Camille Galap

Mardi, l’Assemblée Nationale adoptait le projet de loi interdisant le cumul de fonctions exécutives locales avec le mandat de parlementaire à compter de 2017. Cette loi était nécessaire, indispensable, au fonctionnement de la vie politique. Elle redonne aux citoyens les moyens de s’impliquer et participer davantage et permet le renouvellement des élus. Elle favorise de fait l’émergence de la nouvelle génération, une meilleure représentativité, de nouvelles énergies, des idées nouvelles pour se confronter aux problèmes anciens et surtout un changement des pratiques. C’est en somme, la seule façon de rénover la vie politique pour une pratique du pouvoir moderne, innovante et juste. Je salue la détermination des députés de la majorité qui ont permis que cet acquis démocratique soit désormais irréversible.

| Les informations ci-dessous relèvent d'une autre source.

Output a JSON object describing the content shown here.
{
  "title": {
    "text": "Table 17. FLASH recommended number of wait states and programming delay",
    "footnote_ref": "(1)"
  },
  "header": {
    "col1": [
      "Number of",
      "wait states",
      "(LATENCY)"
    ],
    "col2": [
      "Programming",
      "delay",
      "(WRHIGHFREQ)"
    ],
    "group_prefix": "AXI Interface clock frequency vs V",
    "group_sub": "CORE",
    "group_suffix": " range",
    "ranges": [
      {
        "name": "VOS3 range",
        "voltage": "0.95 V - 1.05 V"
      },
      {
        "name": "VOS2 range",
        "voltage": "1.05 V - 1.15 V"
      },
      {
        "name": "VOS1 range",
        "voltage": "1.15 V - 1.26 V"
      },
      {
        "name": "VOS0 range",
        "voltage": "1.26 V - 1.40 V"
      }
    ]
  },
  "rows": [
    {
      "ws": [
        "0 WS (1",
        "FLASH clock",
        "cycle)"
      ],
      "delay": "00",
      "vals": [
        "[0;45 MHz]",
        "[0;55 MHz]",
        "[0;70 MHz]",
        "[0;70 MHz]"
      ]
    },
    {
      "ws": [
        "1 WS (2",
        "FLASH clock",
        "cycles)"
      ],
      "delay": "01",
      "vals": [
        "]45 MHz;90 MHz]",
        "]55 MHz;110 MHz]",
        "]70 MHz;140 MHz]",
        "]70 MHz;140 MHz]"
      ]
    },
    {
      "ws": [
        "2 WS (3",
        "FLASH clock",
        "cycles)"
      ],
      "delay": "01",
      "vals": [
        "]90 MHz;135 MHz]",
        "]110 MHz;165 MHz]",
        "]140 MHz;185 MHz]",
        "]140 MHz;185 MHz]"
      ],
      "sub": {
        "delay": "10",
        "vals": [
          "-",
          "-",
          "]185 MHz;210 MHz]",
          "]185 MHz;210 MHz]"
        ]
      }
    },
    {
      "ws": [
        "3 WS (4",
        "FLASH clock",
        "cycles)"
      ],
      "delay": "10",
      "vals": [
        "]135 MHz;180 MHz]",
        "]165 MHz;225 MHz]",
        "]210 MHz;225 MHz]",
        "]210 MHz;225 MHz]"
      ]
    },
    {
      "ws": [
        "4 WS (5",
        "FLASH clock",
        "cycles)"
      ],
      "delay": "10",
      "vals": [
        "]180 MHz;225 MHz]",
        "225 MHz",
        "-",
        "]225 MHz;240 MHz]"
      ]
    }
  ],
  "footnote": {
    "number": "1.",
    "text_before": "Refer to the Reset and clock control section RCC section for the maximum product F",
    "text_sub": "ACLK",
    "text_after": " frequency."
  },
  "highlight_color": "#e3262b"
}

Ignorant la voix de la population qu’il représente — rappelons le sondage IFOP pour Acteur Public de juin 2012 qui indiquait que 92 % des Français étaient contre le cumul, le député-maire-président de l’agglomération du Havre a voté, sans surprise, CONTRE l’application de la loi sur le non-cumul. Selon lui, être en contact des sphères gouvernementales via un mandat national serait un plus en terme d’efficacité pour un élu local et permettrait aux projets locaux de trouver des débouchés favorables. C’est un faux débat : l’acte III de la décentralisation prévoit une séparation beaucoup plus claire des pouvoirs, répartis entre échelon national et échelons locaux. De plus, cet argument n’est pas valable en Allemagne, en Italie ou au Royaume-Uni ou seul 20 % des parlementaires ont un mandat d’exécutif local contre 85 % dans notre précédente Assemblée Nationale. Et qu’en est-il du rôle sous évalué des permanences parlementaires dans les circonscriptions ?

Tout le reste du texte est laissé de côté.